Marc let go of Cassie’s hand. He straightened up, put his shoulders back and as he looked at her, his features tightened in a way that she knew only too well.
‘It doesn’t seem like you care very much about him at all,’ he said. All the warmth was gone from his voice. Now he sounded like a nuclear winter.
It was just as well that Cassie had enough heat for both of them. ‘How dare you say that to me! If you cared about Russell, you’d listen to what he wanted instead of thinking that you always know best.’
There it was! That curl of his top lip. Cassie really hadn’t missed it. ‘You always have to get so emotional instead of thinking rationally. Formulating a plan, considering the options, laying the groundwork …’
‘Oh!’ Cassie jumped to her feet so she could loom over Marc for a change. ‘I should have known the Mr Nice Guy routine these last few weeks was just an act.’

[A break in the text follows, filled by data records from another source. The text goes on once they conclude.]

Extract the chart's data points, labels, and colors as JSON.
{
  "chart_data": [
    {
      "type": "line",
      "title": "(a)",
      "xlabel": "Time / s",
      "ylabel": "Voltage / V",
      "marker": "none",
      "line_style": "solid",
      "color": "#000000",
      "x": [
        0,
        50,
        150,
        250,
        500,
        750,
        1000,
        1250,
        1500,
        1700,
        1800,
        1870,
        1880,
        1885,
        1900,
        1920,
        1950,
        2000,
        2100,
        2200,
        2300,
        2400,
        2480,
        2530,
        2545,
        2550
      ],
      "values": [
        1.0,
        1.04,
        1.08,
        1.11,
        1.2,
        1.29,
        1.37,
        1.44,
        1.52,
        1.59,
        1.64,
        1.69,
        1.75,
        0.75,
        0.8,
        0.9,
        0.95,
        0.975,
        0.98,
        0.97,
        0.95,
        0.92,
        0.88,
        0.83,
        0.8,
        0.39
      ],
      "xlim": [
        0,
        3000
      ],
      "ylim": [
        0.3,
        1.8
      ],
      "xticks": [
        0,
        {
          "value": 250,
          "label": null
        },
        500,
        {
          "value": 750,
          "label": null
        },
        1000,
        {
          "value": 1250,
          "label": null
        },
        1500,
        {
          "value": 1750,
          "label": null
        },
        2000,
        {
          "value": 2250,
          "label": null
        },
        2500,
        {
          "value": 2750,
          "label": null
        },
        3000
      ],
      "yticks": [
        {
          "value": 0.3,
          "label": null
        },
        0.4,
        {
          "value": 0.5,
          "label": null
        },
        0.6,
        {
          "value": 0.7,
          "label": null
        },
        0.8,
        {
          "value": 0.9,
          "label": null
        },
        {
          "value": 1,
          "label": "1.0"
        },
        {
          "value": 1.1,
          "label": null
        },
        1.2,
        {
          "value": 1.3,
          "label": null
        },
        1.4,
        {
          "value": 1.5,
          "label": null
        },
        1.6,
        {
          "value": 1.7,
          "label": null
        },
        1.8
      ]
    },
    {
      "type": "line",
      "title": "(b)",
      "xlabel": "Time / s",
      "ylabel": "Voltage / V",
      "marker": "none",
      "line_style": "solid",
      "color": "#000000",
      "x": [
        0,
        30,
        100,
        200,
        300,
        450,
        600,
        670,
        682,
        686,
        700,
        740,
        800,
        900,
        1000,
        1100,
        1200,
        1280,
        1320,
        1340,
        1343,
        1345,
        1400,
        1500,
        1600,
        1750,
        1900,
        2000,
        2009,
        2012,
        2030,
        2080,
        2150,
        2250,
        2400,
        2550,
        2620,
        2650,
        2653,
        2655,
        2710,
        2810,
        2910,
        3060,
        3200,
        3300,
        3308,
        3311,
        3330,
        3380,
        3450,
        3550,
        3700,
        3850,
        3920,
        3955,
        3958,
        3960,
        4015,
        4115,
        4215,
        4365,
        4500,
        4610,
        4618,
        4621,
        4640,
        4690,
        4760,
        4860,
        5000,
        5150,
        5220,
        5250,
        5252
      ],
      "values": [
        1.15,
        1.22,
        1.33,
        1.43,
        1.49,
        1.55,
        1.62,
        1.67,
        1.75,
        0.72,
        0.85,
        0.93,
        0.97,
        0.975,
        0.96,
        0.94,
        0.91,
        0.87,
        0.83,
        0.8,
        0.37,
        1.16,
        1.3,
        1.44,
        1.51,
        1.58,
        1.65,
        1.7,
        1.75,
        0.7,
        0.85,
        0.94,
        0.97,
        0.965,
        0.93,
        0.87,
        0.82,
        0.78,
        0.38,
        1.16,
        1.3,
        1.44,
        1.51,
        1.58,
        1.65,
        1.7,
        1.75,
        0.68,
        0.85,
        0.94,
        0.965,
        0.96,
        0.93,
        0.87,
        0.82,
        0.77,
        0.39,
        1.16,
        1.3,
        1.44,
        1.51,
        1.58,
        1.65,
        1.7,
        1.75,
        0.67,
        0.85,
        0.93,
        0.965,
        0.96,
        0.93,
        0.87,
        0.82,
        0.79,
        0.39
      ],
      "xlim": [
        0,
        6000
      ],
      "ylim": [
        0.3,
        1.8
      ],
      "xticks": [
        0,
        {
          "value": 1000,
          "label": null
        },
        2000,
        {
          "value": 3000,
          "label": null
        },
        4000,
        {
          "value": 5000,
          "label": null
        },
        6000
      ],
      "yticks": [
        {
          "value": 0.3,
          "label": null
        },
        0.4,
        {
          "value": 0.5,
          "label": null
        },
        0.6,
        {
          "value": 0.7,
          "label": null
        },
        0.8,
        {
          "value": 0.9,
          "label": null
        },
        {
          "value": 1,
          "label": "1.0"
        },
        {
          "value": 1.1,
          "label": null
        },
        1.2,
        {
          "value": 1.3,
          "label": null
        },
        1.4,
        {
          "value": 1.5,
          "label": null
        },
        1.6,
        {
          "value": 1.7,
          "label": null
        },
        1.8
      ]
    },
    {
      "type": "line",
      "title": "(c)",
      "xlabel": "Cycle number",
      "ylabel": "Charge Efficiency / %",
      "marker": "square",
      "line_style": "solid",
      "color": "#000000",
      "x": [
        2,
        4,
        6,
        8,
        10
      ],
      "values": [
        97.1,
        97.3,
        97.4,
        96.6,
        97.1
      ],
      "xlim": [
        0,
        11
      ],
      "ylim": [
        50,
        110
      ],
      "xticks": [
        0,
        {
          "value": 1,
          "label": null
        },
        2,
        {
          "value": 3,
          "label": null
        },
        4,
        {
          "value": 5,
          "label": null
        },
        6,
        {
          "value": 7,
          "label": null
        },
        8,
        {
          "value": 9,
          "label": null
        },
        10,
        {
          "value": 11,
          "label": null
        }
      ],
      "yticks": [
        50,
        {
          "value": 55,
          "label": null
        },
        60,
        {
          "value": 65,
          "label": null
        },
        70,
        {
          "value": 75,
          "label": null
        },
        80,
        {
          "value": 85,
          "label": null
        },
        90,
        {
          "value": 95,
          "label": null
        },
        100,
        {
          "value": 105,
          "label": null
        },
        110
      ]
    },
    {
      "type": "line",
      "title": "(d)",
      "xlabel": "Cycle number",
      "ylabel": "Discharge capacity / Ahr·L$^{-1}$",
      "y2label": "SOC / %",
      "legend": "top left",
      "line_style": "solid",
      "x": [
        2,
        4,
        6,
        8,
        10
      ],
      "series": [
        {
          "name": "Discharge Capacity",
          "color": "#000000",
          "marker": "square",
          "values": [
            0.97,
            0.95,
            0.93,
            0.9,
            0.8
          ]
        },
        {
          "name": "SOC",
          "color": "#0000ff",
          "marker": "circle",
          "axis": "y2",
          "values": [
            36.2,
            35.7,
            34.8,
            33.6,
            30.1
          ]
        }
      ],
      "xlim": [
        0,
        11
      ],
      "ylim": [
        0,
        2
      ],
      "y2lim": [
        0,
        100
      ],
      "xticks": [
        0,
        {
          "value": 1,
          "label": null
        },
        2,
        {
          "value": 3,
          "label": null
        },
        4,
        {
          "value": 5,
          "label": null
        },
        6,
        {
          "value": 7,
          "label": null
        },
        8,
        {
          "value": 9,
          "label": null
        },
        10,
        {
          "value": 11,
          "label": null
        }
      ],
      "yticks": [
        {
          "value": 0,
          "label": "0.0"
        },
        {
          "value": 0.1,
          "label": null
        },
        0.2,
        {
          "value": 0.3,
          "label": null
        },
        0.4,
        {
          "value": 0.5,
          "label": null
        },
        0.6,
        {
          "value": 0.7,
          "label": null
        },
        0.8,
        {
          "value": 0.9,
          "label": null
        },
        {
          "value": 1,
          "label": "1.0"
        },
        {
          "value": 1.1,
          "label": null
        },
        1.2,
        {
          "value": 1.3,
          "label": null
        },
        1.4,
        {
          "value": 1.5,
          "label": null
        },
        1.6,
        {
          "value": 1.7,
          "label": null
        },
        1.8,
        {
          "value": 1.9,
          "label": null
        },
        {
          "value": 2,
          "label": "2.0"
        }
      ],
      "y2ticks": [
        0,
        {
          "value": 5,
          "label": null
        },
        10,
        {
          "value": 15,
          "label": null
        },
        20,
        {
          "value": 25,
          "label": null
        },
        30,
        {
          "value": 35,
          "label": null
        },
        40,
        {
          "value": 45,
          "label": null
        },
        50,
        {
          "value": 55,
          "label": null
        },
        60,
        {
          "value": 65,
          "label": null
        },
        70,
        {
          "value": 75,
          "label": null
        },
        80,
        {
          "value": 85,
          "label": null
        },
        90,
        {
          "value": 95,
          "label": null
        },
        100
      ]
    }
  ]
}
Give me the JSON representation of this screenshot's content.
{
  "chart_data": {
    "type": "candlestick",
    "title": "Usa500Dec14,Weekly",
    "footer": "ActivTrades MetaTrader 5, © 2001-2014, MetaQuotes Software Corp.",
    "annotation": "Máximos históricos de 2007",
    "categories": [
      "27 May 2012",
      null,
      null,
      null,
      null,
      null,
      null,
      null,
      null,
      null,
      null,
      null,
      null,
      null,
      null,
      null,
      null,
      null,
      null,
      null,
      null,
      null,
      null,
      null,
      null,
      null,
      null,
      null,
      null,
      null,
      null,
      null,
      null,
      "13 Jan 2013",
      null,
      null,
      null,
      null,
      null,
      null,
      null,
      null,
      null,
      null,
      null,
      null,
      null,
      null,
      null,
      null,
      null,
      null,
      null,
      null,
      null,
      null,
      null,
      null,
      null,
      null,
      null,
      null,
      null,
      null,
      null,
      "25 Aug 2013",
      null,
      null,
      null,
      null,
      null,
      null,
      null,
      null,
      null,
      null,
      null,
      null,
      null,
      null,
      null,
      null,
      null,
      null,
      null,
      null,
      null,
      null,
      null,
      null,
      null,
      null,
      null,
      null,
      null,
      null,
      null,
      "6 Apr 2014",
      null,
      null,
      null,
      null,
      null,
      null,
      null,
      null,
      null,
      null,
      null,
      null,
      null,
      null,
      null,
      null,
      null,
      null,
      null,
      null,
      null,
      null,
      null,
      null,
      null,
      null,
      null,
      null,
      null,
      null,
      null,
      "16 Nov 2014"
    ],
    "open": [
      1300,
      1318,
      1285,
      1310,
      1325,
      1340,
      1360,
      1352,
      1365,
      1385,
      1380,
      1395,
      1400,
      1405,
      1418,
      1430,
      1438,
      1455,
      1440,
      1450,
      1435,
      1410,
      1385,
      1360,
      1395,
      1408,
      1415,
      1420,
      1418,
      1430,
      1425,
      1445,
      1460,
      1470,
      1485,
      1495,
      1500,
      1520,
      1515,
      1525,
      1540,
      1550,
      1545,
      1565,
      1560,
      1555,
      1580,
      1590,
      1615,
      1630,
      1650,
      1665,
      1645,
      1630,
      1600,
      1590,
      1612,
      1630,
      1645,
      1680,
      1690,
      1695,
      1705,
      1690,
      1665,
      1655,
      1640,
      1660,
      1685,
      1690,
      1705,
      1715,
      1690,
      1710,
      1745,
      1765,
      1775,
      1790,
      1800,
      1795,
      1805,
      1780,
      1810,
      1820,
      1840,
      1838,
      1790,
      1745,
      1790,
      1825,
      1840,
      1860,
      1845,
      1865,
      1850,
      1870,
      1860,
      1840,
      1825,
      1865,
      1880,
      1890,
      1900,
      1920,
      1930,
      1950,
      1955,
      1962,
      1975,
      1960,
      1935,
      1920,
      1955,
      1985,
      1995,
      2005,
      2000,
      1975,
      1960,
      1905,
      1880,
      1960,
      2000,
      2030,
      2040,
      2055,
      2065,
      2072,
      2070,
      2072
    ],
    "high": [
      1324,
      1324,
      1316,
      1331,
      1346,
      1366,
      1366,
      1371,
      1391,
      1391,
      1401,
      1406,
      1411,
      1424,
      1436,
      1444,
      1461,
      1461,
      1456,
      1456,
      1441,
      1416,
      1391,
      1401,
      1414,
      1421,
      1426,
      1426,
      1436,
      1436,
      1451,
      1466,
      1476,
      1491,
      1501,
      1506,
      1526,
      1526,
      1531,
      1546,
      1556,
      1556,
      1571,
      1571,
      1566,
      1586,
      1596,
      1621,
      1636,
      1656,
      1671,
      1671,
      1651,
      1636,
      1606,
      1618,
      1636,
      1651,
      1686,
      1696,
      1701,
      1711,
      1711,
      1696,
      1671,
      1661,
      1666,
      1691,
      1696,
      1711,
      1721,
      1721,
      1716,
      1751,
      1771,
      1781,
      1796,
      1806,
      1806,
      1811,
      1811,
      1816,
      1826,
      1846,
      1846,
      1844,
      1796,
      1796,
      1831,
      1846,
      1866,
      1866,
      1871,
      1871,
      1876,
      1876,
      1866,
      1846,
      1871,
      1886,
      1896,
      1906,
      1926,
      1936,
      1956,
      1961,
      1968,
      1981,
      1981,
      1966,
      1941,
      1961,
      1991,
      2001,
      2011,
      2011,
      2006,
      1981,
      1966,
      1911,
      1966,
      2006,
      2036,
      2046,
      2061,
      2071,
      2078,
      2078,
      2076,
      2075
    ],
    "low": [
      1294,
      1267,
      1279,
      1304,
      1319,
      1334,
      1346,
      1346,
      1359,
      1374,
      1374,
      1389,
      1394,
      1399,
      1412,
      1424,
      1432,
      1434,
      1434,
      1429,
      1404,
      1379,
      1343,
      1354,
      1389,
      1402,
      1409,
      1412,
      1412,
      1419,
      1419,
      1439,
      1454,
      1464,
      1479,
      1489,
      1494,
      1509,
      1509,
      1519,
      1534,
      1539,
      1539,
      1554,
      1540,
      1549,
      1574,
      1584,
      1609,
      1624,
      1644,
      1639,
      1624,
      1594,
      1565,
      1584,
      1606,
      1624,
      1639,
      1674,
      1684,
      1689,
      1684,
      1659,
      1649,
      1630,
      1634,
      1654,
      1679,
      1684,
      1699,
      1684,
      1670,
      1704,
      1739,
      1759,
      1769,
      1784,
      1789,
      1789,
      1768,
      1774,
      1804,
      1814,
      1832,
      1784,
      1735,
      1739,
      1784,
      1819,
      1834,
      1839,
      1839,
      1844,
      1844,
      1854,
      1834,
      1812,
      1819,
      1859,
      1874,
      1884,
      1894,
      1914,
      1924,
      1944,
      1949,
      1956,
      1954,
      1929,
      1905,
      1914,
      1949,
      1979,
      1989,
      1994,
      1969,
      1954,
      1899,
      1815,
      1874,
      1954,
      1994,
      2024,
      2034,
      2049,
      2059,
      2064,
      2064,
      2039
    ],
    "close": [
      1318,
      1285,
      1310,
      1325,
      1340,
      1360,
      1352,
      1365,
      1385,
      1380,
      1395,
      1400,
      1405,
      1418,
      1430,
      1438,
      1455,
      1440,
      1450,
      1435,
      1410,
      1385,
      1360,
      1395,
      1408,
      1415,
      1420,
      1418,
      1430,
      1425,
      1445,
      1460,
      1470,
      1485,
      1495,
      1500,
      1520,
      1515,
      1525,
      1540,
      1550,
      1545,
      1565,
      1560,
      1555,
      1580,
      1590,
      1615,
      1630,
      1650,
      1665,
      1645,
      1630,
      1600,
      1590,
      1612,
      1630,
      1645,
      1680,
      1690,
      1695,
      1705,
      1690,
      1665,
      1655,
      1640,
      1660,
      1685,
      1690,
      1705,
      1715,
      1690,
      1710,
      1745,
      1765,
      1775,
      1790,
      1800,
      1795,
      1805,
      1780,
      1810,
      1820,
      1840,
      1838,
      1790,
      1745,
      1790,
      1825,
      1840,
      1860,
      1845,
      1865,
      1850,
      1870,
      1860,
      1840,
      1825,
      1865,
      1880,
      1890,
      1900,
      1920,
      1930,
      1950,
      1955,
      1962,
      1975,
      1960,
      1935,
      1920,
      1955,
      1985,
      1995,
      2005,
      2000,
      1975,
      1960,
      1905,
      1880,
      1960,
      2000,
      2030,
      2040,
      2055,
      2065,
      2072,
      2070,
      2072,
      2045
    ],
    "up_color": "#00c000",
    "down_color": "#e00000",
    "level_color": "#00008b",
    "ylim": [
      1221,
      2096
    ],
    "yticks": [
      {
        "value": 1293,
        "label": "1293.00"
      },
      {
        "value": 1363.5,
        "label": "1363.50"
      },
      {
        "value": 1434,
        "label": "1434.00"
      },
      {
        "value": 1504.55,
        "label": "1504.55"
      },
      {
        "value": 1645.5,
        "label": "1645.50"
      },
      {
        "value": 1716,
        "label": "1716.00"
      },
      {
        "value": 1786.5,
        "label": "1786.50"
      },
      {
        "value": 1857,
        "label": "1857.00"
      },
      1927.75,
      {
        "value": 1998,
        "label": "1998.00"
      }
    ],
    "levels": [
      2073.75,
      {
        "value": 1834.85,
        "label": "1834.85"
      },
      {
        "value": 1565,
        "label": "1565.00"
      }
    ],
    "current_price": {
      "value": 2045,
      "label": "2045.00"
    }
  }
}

Marc stood up too because he had the copyright on looming. ‘I don’t know what you mean.’
‘You know exactly what I mean,’ Cassie said, jabbing a finger at him for emphasis, not quite making contact with his chest. ‘I remember only too well just how nice you can be when you want something.’
‘What have I ever wanted from you?’ he asked with that entirely humourless smile that Cassie wanted to take a sledgehammer to.
‘I’m amazed that this time you even asked me, because before you just took, no questions asked.’
‘I didn’t need to take what you gave away so freely,’ he rapped back at her and even though they never talked about it , what had happened between them on that May night, sixteen years ago, they were suddenly talking about it now.
Not even talking but throwing accusations and counter-accusations at each other, but still Cassie couldn’t say the words. You did something awful to me and I’ve never got over it.
And she wasn’t going to say them now. ‘I’m not doing this,’ she said instead and walked away from Marc with her shoulders back and her heart on the ground.